Ali Dayı, Kısıklı Meydanında, Kadıköyü’nden, Üsküdar’dan buraya gelen tramvayları ta’kip etti. Mehmed Bey gelince, Efendi Hazretleri’nin da’vetini iletti. Dünyalar sanki Mehmed Bey’in olmuştu. Ne saâdet! Mürşid-i Kâmil ve Müceddid ile iftar sofrasında beraber olacaktı, bundan daha büyük devlet mi olurdu? Ali Dayı ile birlikte ziyârethâneye geçtiler. İftarı beklemeye başladılar.

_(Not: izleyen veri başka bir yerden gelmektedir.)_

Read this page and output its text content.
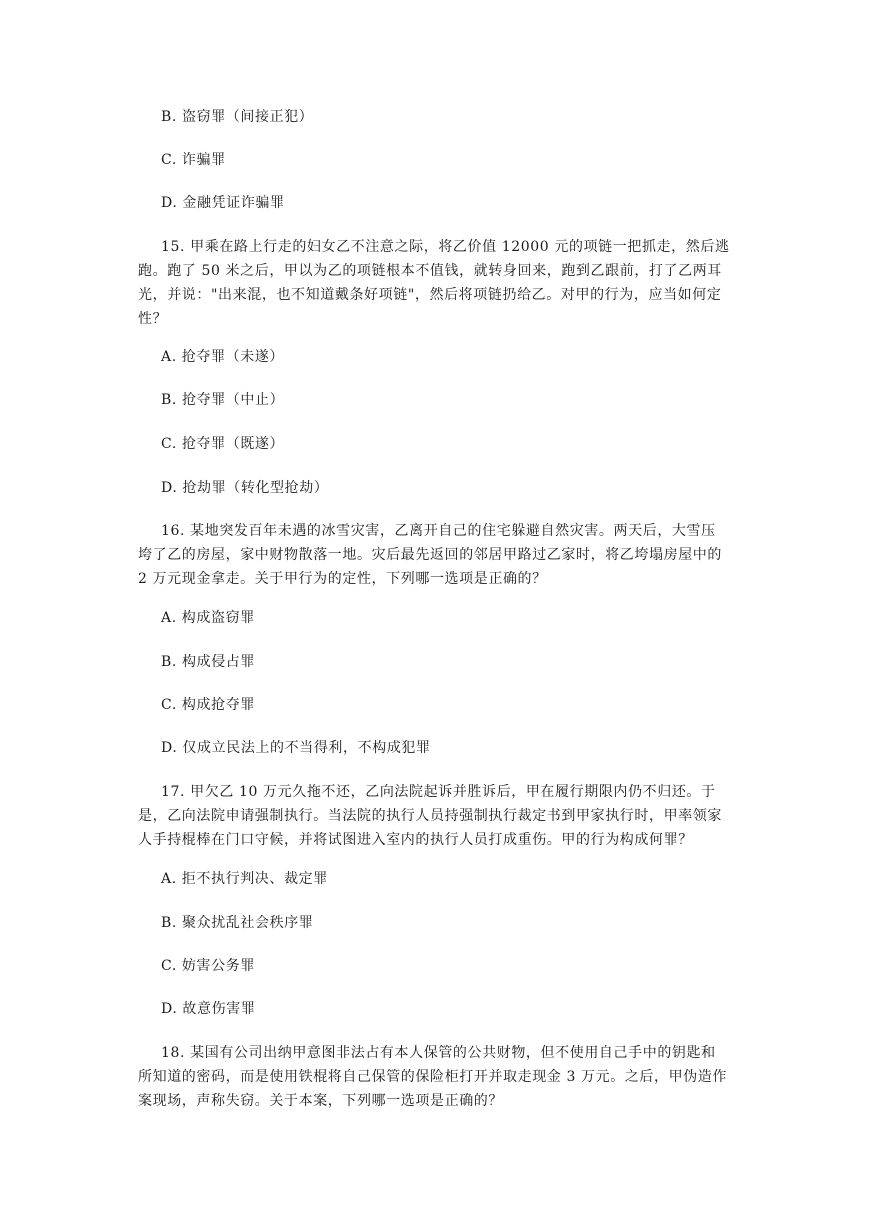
B. 盗窃罪（间接正犯）
C. 诈骗罪
D. 金融凭证诈骗罪
15. 甲乘在路上行走的妇女乙不注意之际，将乙价值 12000 元的项链一把抓走，然后逃
跑。跑了 50 米之后，甲以为乙的项链根本不值钱，就转身回来，跑到乙跟前，打了乙两耳
光，并说："出来混，也不知道戴条好项链"，然后将项链扔给乙。对甲的行为，应当如何定
性？
A. 抢夺罪（未遂）
B. 抢夺罪（中止）
C. 抢夺罪（既遂）
D. 抢劫罪（转化型抢劫）
16. 某地突发百年未遇的冰雪灾害，乙离开自己的住宅躲避自然灾害。两天后，大雪压
垮了乙的房屋，家中财物散落一地。灾后最先返回的邻居甲路过乙家时，将乙垮塌房屋中的
2 万元现金拿走。关于甲行为的定性，下列哪一选项是正确的？
A. 构成盗窃罪
B. 构成侵占罪
C. 构成抢夺罪
D. 仅成立民法上的不当得利，不构成犯罪
17. 甲欠乙 10 万元久拖不还，乙向法院起诉并胜诉后，甲在履行期限内仍不归还。于
是，乙向法院申请强制执行。当法院的执行人员持强制执行裁定书到甲家执行时，甲率领家
人手持棍棒在门口守候，并将试图进入室内的执行人员打成重伤。甲的行为构成何罪？
A. 拒不执行判决、裁定罪
B. 聚众扰乱社会秩序罪
C. 妨害公务罪
D. 故意伤害罪
18. 某国有公司出纳甲意图非法占有本人保管的公共财物，但不使用自己手中的钥匙和
所知道的密码，而是使用铁棍将自己保管的保险柜打开并取走现金 3 万元。之后，甲伪造作
案现场，声称失窃。关于本案，下列哪一选项是正确的？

Köşk’ten, Merhûme Valide Sultan, Hâce Hafıza Hanımefendi tarafından yapılmış enfes lezzetteki yemekler geldi, sofra kuruldu. Mürşid-i Kâmil ve Müceddid, Ali Dayı, Biletçi Mehmed Bey, (Merhûm, Mehmed Akçelioğlu), Mürşid-i Kâmil ve Müceddid’in ilk talebesi’nden, İstanbul Emekli Merkez Vâiz’lerinden, Pek Muhterem Hocamız, Seyfeddin Alkan... Bu saadetli sofrada saydığımız zevattan başkaları var mıydı, yok muydu? Bizce meşhûldür.
Çok feyizli ve bereketli geçen bu iftar’dan sonra, akşam namazı kılınır. Müceddid, Süleyman Efendi Hazretleri, bir ara sohbet sırasında, Mehmed Bey’e döner, aynen şöyle buyurur; “Yâ Mehmed Bey! Gördüğün gibi, artık bizim için dünya ni’metlerinin herhangi bir lezzeti kalmadı.” Biraz önce belki de hayatlarında hiç tatmadıkları pek leziz-enfes yemeklerle iftar edenler, Efendi Hazretleri’nin bu sözlerinden herhangi bir ma’na çıkaramamıştılar. Zirâ, Kafkas kökenli, Vâlide Sultanımız gerçekten, nefis değil, enfes yemekler yapardı. Pişirdiği enfes yemeklerinden tatma bahtiyarlığına ermiş birisi olarak söylüyorum.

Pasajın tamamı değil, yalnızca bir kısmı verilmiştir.